Scientists Fight Friction Down to the Last Atom

MILWAUKEE – In the field of nanotechnology, where devices are one-billionth the size of everyday objects, friction _ the resistant force of two objects rubbing together – is preventing some of these minuscule devices from being reliable enough to enter the commercial market.

Two new studies in the journal Science may get scientists closer to working around the problem of friction. "Nanotechnology is a vast and multidisciplinary area," said Robert Carpick, a physicist at the University of Wisconsin-Madison, "and for certain technologies, friction needs to be overcome."

Researchers in an area called nanotribology study the problem of reducing friction in micro- and nano-scaled electronic devices such as computer chips, microphones and drug-releasing mechanisms. Tribology is the science and technology of friction, lubrication and wear.

The studies outline a new method for reducing friction in micro- and nano-scale devices. Both approaches are unique because they physically alter the existing system – the pair of surfaces involved – rather than adding a chemical to act as a lubricant. In the first study, friction was reduced by applying a voltage to the system. One of the surfaces involved was made of silicon. When an electric charge is applied to silicon, the electrons become either excited or subdued, depending on whether the charge is positive or negative.

Friction creates heat, and electrons are involved in the transfer of heat. So by altering the electrons, scientists can increase or decrease the amount of friction, said Miguel Salmeron, physicist at Lawrence Berkeley National Lab and one of the authors of the paper.

The second study, by Swiss physicist Anisoara Socoliuc, applied mechanical vibrations to the system. "This process essentially reduces the total time the surfaces are in contact," said Michael Dugger, a scientist at Sandia National Labs in New Mexico who was not involved in the research. Carpick described these two results as "clear and convincing science" that friction can be reduced on this scale, although, he said, they may not be able to reduce friction in more complicated nano-devices with more than one point of contact.

Micro- and nano-sized objects are too small for the eye to see. A strand of human hair is approximately 50 micrometers or 50,000 nanometers wide.
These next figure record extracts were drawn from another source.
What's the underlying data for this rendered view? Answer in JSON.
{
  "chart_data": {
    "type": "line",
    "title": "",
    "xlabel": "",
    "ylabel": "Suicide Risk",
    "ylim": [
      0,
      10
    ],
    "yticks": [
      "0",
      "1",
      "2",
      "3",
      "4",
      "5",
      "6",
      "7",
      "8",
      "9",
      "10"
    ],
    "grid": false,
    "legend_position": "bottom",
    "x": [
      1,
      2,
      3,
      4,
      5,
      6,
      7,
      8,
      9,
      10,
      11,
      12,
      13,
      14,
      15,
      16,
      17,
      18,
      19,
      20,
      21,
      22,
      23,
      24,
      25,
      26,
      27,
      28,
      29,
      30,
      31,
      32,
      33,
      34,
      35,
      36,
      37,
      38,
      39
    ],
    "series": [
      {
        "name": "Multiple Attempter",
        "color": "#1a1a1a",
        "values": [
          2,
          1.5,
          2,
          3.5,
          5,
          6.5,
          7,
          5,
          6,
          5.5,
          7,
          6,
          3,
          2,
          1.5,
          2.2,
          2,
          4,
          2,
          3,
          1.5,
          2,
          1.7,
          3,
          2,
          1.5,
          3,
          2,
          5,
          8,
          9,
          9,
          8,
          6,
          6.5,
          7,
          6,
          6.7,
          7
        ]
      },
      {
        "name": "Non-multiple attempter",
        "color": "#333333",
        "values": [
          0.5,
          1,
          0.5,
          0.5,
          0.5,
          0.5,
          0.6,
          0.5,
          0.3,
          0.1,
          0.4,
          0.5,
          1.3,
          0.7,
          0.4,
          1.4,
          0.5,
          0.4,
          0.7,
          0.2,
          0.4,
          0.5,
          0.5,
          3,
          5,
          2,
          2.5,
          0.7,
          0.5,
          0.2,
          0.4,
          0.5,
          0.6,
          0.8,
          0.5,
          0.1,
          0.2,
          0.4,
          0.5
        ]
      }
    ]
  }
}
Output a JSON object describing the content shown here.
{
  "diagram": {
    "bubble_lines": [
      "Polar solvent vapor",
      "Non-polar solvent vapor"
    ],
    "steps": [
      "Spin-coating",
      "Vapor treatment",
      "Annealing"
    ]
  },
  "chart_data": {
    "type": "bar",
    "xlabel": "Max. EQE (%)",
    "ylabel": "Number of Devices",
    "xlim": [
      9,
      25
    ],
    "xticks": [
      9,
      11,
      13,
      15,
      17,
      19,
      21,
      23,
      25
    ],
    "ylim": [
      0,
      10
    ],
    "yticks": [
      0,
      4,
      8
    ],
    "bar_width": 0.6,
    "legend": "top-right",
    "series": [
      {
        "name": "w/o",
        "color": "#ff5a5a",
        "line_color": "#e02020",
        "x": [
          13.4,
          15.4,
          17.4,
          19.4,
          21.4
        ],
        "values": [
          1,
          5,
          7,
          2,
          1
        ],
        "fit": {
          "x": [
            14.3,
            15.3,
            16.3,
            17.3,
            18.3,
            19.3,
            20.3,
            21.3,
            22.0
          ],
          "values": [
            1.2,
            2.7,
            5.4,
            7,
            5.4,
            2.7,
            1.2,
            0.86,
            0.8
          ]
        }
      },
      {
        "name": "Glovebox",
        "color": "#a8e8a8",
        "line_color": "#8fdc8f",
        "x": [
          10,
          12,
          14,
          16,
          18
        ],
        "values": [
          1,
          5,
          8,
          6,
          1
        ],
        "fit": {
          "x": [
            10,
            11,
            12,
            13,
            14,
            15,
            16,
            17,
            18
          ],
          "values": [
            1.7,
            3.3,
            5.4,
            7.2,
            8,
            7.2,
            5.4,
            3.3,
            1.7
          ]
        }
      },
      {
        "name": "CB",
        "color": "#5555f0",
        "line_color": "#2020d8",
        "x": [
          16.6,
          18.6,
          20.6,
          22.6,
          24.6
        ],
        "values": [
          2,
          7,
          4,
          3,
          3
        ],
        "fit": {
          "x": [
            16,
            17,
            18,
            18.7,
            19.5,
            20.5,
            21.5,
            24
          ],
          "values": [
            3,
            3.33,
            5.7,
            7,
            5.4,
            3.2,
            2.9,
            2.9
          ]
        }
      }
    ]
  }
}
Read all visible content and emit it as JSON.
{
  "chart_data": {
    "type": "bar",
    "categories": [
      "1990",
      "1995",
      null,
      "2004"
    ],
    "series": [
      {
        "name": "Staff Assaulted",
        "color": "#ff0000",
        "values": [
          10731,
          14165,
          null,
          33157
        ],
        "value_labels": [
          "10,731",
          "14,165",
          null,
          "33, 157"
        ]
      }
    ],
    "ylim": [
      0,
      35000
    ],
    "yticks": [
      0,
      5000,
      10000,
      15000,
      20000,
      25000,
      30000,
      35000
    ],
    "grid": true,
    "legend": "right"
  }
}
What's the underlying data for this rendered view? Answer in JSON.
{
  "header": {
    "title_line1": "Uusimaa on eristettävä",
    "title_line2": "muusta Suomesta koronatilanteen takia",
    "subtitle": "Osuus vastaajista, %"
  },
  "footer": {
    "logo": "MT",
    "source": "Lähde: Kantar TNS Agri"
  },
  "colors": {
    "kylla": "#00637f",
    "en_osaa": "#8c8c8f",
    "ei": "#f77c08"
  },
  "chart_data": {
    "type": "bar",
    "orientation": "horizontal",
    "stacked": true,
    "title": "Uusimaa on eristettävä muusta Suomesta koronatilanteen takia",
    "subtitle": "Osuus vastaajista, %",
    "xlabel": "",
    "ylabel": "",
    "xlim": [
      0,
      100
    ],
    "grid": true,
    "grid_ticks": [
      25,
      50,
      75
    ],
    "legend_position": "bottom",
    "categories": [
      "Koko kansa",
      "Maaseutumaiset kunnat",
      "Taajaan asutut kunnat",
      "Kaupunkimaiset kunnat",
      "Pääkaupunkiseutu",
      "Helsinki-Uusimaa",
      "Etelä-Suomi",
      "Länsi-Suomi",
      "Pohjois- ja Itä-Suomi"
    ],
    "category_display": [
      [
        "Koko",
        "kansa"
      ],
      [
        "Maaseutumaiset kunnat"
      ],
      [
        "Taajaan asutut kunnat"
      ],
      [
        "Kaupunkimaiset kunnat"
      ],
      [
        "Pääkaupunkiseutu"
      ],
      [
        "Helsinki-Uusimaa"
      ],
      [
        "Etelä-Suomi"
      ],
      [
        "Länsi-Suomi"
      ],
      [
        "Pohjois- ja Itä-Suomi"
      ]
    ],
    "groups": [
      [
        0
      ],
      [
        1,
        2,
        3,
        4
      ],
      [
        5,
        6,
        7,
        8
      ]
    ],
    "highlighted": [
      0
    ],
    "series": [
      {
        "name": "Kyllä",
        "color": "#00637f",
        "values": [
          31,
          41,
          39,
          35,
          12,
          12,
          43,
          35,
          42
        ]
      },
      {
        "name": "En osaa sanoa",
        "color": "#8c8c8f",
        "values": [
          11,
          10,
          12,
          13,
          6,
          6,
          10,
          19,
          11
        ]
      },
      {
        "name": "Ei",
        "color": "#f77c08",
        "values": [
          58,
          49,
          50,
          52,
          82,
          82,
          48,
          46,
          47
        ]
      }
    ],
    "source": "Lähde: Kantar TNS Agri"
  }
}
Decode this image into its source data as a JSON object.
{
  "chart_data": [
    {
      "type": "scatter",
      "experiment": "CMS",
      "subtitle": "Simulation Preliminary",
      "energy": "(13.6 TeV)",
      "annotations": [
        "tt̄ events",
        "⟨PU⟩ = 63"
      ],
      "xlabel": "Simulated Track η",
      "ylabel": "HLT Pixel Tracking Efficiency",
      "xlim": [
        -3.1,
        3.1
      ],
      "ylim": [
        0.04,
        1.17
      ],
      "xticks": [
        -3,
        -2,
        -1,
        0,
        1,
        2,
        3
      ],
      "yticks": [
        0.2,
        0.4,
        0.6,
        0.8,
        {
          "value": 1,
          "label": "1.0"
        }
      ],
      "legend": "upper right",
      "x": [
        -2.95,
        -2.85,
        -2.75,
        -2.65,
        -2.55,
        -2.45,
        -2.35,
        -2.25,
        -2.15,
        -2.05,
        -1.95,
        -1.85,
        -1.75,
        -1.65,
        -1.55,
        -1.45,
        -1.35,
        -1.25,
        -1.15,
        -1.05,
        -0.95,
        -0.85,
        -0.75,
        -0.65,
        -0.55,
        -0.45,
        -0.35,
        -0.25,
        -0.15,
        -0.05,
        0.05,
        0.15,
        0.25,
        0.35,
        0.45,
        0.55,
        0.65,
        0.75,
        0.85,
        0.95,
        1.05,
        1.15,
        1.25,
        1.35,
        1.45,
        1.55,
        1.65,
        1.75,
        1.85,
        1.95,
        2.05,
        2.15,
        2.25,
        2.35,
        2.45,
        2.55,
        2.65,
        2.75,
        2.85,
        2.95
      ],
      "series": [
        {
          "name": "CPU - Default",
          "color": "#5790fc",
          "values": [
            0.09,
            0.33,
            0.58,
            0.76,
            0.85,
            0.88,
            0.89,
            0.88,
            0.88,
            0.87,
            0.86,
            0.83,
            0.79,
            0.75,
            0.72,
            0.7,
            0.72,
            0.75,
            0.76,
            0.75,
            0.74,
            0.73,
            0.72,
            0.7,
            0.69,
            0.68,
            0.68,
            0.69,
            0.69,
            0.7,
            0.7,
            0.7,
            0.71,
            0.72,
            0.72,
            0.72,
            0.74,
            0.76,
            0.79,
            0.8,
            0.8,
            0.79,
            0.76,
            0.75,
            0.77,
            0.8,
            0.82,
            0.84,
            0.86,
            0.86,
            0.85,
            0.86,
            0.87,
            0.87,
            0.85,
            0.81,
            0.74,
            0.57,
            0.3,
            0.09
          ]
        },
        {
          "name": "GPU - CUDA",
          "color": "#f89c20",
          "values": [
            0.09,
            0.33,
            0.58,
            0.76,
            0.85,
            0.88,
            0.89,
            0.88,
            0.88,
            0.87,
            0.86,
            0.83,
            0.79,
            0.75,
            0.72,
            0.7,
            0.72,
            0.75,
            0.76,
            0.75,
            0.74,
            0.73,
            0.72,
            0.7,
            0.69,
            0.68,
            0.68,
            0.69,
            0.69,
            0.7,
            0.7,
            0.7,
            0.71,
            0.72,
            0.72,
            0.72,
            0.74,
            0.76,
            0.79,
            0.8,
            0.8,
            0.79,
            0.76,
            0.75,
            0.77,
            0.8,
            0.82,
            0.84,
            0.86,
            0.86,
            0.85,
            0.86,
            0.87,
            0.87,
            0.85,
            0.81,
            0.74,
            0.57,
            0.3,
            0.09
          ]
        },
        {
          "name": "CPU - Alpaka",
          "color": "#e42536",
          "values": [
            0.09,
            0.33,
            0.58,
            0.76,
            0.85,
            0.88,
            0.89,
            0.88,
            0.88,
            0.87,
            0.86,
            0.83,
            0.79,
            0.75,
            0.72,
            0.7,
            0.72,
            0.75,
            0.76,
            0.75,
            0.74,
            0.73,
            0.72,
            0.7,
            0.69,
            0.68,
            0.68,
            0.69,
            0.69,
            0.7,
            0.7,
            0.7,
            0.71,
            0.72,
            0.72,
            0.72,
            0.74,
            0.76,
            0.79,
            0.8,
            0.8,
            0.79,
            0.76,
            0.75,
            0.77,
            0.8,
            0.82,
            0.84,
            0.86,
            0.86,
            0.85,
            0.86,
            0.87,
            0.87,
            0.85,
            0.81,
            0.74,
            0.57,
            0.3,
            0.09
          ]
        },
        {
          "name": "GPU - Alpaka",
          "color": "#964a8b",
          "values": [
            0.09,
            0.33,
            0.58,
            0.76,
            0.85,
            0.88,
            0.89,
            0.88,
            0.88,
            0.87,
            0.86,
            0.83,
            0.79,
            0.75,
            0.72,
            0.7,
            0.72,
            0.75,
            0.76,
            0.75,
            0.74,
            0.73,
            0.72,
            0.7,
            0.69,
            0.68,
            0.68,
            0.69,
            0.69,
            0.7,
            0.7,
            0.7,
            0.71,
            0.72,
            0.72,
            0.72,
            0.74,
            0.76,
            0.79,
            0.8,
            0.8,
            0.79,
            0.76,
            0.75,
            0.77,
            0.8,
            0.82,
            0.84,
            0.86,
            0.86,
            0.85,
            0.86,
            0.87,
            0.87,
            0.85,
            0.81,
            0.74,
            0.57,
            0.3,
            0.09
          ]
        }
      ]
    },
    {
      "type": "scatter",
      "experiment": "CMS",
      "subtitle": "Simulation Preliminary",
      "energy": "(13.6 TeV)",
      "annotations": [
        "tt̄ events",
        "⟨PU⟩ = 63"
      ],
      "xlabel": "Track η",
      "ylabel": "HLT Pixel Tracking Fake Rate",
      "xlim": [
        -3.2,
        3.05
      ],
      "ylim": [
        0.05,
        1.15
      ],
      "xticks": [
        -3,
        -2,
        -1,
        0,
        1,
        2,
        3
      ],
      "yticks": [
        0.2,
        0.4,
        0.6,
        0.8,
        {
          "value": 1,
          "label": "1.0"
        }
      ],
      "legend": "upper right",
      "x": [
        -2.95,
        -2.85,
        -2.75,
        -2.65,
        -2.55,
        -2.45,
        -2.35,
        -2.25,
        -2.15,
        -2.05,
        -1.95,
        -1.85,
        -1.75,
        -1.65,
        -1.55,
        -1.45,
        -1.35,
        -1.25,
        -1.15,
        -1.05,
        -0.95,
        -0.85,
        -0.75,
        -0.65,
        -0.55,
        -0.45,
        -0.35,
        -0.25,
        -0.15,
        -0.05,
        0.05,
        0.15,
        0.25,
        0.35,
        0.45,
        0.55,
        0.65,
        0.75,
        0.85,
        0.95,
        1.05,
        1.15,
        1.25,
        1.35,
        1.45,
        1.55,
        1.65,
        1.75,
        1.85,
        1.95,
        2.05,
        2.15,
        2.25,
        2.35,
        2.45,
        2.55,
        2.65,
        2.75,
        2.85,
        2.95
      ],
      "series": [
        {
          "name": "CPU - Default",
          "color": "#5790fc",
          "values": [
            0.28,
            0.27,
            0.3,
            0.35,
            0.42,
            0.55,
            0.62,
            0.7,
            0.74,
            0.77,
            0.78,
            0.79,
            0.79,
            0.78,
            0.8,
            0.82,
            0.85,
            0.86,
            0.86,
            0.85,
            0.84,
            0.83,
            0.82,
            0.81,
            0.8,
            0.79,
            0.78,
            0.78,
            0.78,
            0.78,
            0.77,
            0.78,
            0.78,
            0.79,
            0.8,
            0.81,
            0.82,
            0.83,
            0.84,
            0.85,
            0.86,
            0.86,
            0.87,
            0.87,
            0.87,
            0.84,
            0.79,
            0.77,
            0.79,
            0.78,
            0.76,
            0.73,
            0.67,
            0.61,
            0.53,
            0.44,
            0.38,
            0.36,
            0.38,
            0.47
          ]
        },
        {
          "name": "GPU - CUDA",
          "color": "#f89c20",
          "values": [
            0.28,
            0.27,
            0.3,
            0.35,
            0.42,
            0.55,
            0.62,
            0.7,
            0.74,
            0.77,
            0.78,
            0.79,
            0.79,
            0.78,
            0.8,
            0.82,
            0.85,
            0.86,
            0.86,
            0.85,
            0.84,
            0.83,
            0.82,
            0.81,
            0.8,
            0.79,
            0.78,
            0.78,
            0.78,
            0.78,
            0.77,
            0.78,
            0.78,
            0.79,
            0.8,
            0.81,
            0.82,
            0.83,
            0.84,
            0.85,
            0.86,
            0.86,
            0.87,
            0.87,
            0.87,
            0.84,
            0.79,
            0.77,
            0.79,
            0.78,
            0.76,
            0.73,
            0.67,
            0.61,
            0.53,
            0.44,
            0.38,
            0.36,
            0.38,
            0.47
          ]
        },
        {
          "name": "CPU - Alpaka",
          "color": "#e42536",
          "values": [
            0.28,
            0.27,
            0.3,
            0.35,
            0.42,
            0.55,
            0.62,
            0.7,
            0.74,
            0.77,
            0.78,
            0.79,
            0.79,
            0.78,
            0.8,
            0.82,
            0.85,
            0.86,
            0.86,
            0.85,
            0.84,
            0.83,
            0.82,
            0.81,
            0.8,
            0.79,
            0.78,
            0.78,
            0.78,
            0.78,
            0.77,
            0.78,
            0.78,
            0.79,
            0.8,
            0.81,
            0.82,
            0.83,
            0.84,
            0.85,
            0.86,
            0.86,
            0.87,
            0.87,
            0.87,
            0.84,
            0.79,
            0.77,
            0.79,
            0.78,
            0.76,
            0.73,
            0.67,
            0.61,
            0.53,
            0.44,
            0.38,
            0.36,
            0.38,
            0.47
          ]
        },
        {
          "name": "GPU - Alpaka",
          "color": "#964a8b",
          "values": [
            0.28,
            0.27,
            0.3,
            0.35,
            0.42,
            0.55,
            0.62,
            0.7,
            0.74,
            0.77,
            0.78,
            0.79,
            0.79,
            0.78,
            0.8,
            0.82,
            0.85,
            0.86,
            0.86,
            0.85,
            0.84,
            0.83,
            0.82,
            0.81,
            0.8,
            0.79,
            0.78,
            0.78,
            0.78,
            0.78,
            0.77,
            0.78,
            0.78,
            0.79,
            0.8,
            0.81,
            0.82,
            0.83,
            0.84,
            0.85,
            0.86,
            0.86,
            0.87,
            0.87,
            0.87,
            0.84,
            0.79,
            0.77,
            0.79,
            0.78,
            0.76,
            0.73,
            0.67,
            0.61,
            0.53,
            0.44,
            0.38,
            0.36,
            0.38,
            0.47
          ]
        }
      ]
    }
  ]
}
Objects that measure in the micro- or nanometers are more vulnerable to friction because they have a much higher ratio of surface area to volume than macro-sized objects. That is, the majority of atoms in a micro- or nano-sized object are on the surface, whereas the majority of atoms in a macro-scale object are in the bulk of the material. This high ratio means that surface forces such as friction and adhesion are more significant than other forces, such as gravity, which depend on mass, Carpick said.

Nano-devices are composed of only a handful of atoms, so they wear down quickly or melt from the heat generated by friction. Problems like this have prevented some micro- and nano-machines from becoming commercially practical. Engineers can currently build numerous micro-machines, including gears, motors and accelerometers, but the only machines being commercially deployed are those with no sliding surfaces.

In macro-scale machines, lubricants are used to reduce friction. But lubricants fail on a smaller scale because on a molecular level liquids are viscous, or sticky. This viscosity slows down the nano-scale devices. Researchers hope that nanotribology research will also provide insight into friction on the macro-scale. Under magnification, most surfaces are rough. This means that macro-scale friction is actually nano-scale friction occurring simultaneously at many points.

If researchers can mimic lots of nano-sized contact spots, then they may be able to propagate these results up to the macro-scale, according to Wilfred Tysoe, physical chemist at the University of Wisconsin-Milwaukee and co-editor of the journal Tribology Letters.

Understanding friction on the nano-scale may be important not only for eventual applications, but also for basic science. "Everyone knows about friction," said Carpick, "but we do not have a fundamental theorem of friction, and cannot predict friction between two surfaces."